Siapa yang tak kenal dengan Raffles atau Sir Thomas Stamford Raffles seorang ahli politik bangsa Inggris. Hari ini tanggal 6 Juli adalah tanggal kelahiran Raffles 222 tahun silam. Ia dilahirkan pada tanggal 6 Juli 1781 di atas sebuah kapal Ann di lepas pantai Jamaika, dengan kaptennya Benjamin Raffles yang sekaligus sebagai ayahnya sendiri. Kapal Ann yang memiliki berat 260 ton dan empat meriam. Raffles yang dikenal murah senyum ramah serta memerhatikan apa yang diucapkan oleh lawan bicaranya.


Pada usia 14 tahun Raffles bekerja pada East India Company di London. Sepuluh tahun kemudian tepatnya tahun 1805, ia bekerja sebagai asisten sekretaris pada pemerintah jajahan di Pulau Penang. Di tahun 1806 Raffles diangkat menjadi sekretaris. Kemudian pada bulan September 1811 pihak Inggris mengangkatnya sebagai Lieutenant Governor of Java (Letnan Gubernur di Jawa) di bawah perintah Gubernur Jenderal Inggris Lord Minto di Madras India.

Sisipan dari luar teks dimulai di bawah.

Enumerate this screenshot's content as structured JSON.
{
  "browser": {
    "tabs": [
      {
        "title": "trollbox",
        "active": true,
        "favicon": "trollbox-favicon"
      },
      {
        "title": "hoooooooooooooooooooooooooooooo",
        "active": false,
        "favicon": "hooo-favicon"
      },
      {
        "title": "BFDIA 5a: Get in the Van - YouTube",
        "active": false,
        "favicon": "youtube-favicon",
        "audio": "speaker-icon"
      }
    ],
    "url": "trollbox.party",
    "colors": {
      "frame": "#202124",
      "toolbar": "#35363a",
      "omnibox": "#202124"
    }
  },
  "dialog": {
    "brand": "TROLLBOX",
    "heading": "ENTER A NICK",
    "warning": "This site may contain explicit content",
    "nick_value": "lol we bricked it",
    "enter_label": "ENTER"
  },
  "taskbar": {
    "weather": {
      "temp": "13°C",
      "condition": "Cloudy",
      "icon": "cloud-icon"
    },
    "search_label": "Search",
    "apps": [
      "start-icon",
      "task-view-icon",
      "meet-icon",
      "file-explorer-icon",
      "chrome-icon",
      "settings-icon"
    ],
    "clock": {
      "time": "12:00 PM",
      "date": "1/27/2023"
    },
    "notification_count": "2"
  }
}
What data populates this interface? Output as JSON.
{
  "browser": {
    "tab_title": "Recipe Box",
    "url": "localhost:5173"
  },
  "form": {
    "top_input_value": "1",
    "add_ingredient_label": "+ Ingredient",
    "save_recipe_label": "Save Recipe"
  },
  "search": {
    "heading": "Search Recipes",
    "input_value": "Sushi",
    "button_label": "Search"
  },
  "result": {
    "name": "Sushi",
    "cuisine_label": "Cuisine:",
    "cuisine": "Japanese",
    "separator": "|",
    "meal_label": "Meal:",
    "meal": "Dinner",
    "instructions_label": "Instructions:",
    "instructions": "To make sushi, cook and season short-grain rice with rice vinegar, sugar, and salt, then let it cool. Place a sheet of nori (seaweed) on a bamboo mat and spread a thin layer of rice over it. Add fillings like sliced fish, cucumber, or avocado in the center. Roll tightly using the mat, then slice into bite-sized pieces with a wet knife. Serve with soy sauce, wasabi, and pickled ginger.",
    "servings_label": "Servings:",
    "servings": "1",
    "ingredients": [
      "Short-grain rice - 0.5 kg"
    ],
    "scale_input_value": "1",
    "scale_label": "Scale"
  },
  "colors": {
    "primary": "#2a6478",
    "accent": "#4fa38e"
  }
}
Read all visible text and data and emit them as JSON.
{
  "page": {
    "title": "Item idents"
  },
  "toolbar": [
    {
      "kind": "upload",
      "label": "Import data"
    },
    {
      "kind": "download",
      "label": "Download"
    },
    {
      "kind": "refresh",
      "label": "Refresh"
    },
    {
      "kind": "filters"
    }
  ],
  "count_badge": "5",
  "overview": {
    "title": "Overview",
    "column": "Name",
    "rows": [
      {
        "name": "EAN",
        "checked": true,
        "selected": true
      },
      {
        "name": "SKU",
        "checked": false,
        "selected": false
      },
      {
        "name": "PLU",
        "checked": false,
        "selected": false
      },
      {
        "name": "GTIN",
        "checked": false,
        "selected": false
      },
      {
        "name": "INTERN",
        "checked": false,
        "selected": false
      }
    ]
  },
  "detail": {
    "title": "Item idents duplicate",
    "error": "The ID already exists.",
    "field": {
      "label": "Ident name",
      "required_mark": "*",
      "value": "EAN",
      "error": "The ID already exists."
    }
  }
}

Sebelumnya, Daendels yang berkuasa dari tahun 1808 atas perintah Louis Napoleon pada tahun 1807 yang bertugas untuk memperbaiki pemeritnahan dan keuangan pemerintah jajahan. Daendels di tahun 1811 banyak ditentang oleh raja-raja di Jawa, seperti Hamengku Buwono II, Pangeran Natakusumah, dan para penguasa pribumi lainnya merencanakan untuk berontak terhadap Daendels. Hubungan Daendels dengan para raja Jawa sangatlah buruk yang memengaruhi kinerja Daendels untuk Belanda sehingga Daendels dipangil kembali ke Belanda dan digantikan oleh Jan Willem Janssens seorang gubernur jenderal yang diangkat oleh Napoleon untuk Hindia-Belanda dari tahun 1811.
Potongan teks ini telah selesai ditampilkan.